2013A&A...558A..44M

Mapping of the near-infrared (NIR) scattered light is a recent method for the study of interstellar clouds, complementing other, more commonly used methods, like dust emission and extinction. Our goal is to study the usability of this method on larger scale, and compare the properties of a filamentary structure using infrared scattering and other methods. We also study the radiation field and differences in grain emissivity between diffuse and dense areas. We have used scattered NIR J, H, and K band surface brightness observations with WFCAM instrument to map a filament TMC-1N in Taurus Molecular Cloud, covering an area of 1°x1° corresponding to ~(2.44pc)². We have converted the data into an optical depth map and compared the results with NIR extinction and Herschel observations of sub-mm dust emission.

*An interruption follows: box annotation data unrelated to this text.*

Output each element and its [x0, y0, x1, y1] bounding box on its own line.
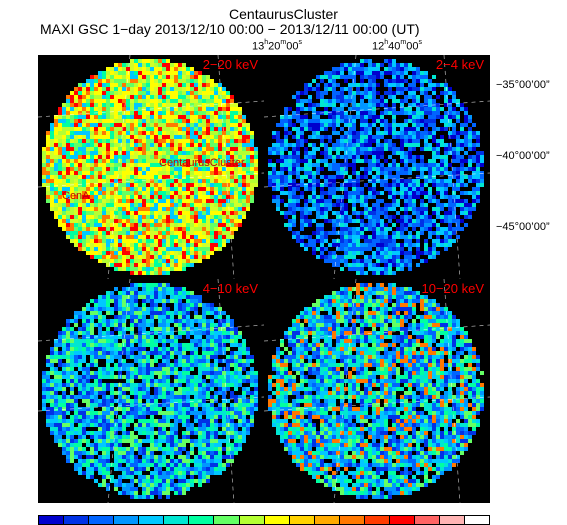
sky-image-2-20kev [38, 55, 264, 279]
plot-title: CentaurusCluster [229, 6, 338, 22]
source-label-cena: CenA [62, 190, 90, 202]
dec-label-1: −35°00’00” [496, 79, 550, 91]
sky-image-2-4kev [264, 55, 490, 279]
color-scale-step [389, 516, 415, 524]
sky-map-grid: 2−20 keV CentaurusCluster CenA 2−4 keV 4… [38, 55, 490, 503]
panel-10-20kev: 10−20 keV [264, 279, 490, 503]
color-scale-step [289, 516, 315, 524]
band-label: 2−4 keV [435, 57, 484, 72]
color-scale-step [139, 516, 165, 524]
color-scale-step [440, 516, 466, 524]
sky-image-4-10kev [38, 279, 264, 503]
color-scale-step [114, 516, 140, 524]
band-label: 2−20 keV [202, 57, 258, 72]
sky-image-10-20kev [264, 279, 490, 503]
ra-label-1: 13h20m00s [252, 39, 302, 53]
color-scale-step [64, 516, 90, 524]
color-scale-step [214, 516, 240, 524]
panel-4-10kev: 4−10 keV [38, 279, 264, 503]
color-scale-step [339, 516, 365, 524]
color-scale-step [39, 516, 65, 524]
panel-2-4kev: 2−4 keV [264, 55, 490, 279]
band-label: 10−20 keV [421, 281, 484, 296]
color-scale-step [89, 516, 115, 524]
color-scale-step [264, 516, 290, 524]
color-scale-step [189, 516, 215, 524]
color-scale-step [314, 516, 340, 524]
color-scale-step [239, 516, 265, 524]
plot-subtitle: MAXI GSC 1−day 2013/12/10 00:00 − 2013/1… [40, 21, 420, 37]
color-scale-step [364, 516, 390, 524]
panel-2-20kev: 2−20 keV CentaurusCluster CenA [38, 55, 264, 279]
color-scale-step [164, 516, 190, 524]
color-scale-step [465, 516, 490, 524]
ra-label-2: 12h40m00s [372, 39, 422, 53]
dec-label-2: −40°00’00” [496, 150, 550, 162]
band-label: 4−10 keV [202, 281, 258, 296]
source-label-centaurus: CentaurusCluster [159, 157, 245, 169]
color-scale-bar [38, 515, 490, 525]
color-scale-step [414, 516, 440, 524]
dec-label-3: −45°00’00” [496, 221, 550, 233]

We have also modelled the filament with 3D radiative transfer calculations of scattered light. We see the filament in scattered light in all three NIR bands. We note that our WFCAM observations in TMC-1N show notably lower intensity than previous results in Corona Australis using the same method. We show that 3D radiative transfer simulations predict similar scattered surface brightness levels as seen in the observations. However, changing the assumptions about the background can change the results of simulations notably. We derive emissivity, the ratio of FIR dust emission to column density, by using optical depth in the J band, τ_J, obtained from NIR extinction map as an independent tracer of column density. We obtain a value 0.0013 for the ratio τ₂₅₀/τ_J^Nicer. This leads to opacity or dust emission cross-section σ_e(250µm) values 1.7-2.4x10^–25cm²/H, depending on assumptions of the extinction curve, which can change the results by over 40%. These values are twice as high as obtained for diffuse areas, at the lower limit of earlier results for denser areas. We show that NIR scattering can be a valuable tool in making high resolution maps. We conclude, however, that NIR scattering observations can be complicated, as the data can show comparatively low-level artefacts. This suggests caution when planning and interpreting the observations.